Король медленно перевел взгляд с селектора на часы.
– Ах ты, сука, – прошептал Король, взял со стола бутылку с коньяком и замахнулся.
Потом покачал головой и стал отвинчивать пробку.
В Динке были свои положительные черты. Даже ее болтливость могла быть не обременительной. Во всяком случае, когда она стала докладывать Марине обо всем происшедшем, у Гаврилина оказалось почти полчаса свободного для размышления времени. А ему было о чем подумать.
Если все, что произошло с ним за последнее время выстроить по порядку, то как раз получалось, что пора бы уже и мужчиною стать. Разобраться в сложившейся ситуации и даже, если уж совсем повзрослеть, начинать эти события прогнозировать. О том, чтобы этими событиями управлять, Гаврилин даже старался не думать. Тут бы разобраться с тем, откуда в очередной раз вылетит тяжелый предмет. Кстати о тяжелых предметах.
Гаврилин покосился на Марину, внимательно слушающую Динку, и потихоньку отправился в ванную. Да, если верить отражению в зеркале, то недельку на пляж лучше не появляться. Синяк на ребрах цвел лиловым с явным стремлением перейти в ультрафиолетовый.
Гаврилин сгоряча и не сообразил, как у него печет внутри. При вздохе, правда, нигде не кололо и это внушало надежду на то, что ребра не поломались. И на том спасибо. Одежка тоже пострадала, особо изысканной ее не назовешь. Спереди на рубашке ржавое пятно.
Привет незнакомцу с пляжа. Брюки в песке. Песок в волосах, на физиономии – остатки Динкиной помады.
Гаврилин не торопясь отряхнулся, умылся и прибыл в комнату к Марине как раз в тот момент, когда Динка сказала:
– И мы пошли к тебе.
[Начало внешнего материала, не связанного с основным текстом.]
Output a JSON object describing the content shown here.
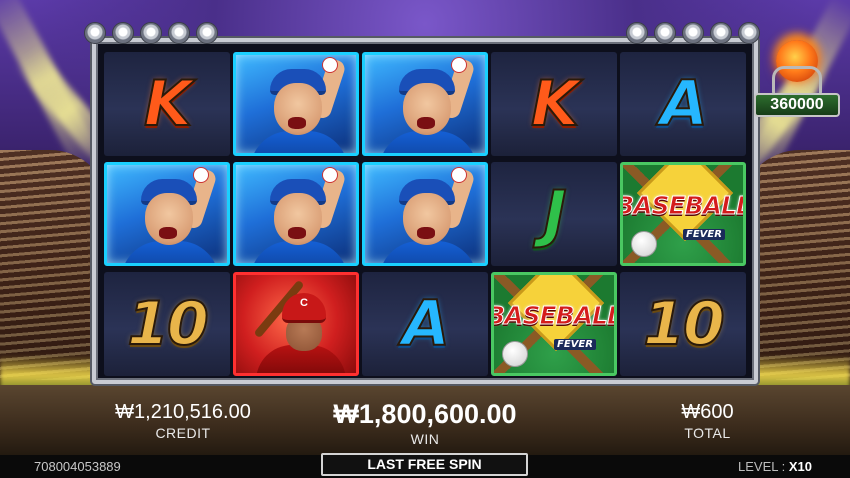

Я все правильно сделала?
– Умница, все правильно.
И Гаврилин увидел как Динка расцвела от этой похвалы. Доброе слово и Динке приятно, подумал Гаврилин и стараясь выглядеть независимо устроился в кресле возле окна.
– Ты, Дина, пойди душ прими, а заодно личико в порядок приведи.
– Это я когда…
– Помню, помню, это ты об кавалера помаду и тушь стерла. Можешь взять попользоваться моей косметикой.
– Ага, спасибо. Вот класс! – и Динка вылетела из комнаты.
Вот сейчас ему будут задавать вопросы. Прямо вот сейчас зеленые глаза уставятся ему в лицо, и придется смотреть в эти глаза, лихорадочно придумывая как бы покрасивше и подостовернее соврать.
Расслабиться. Очистить свой мозг от всего и сосредоточится на чем-нибудь отвлеченном. На обоях, например. Обои как обои. Бумажные. В цветочек. Мелкий такой цветочек. Что делать? И что происходит. И вообще, почему это я должен отвечать на вопросы этой дамы?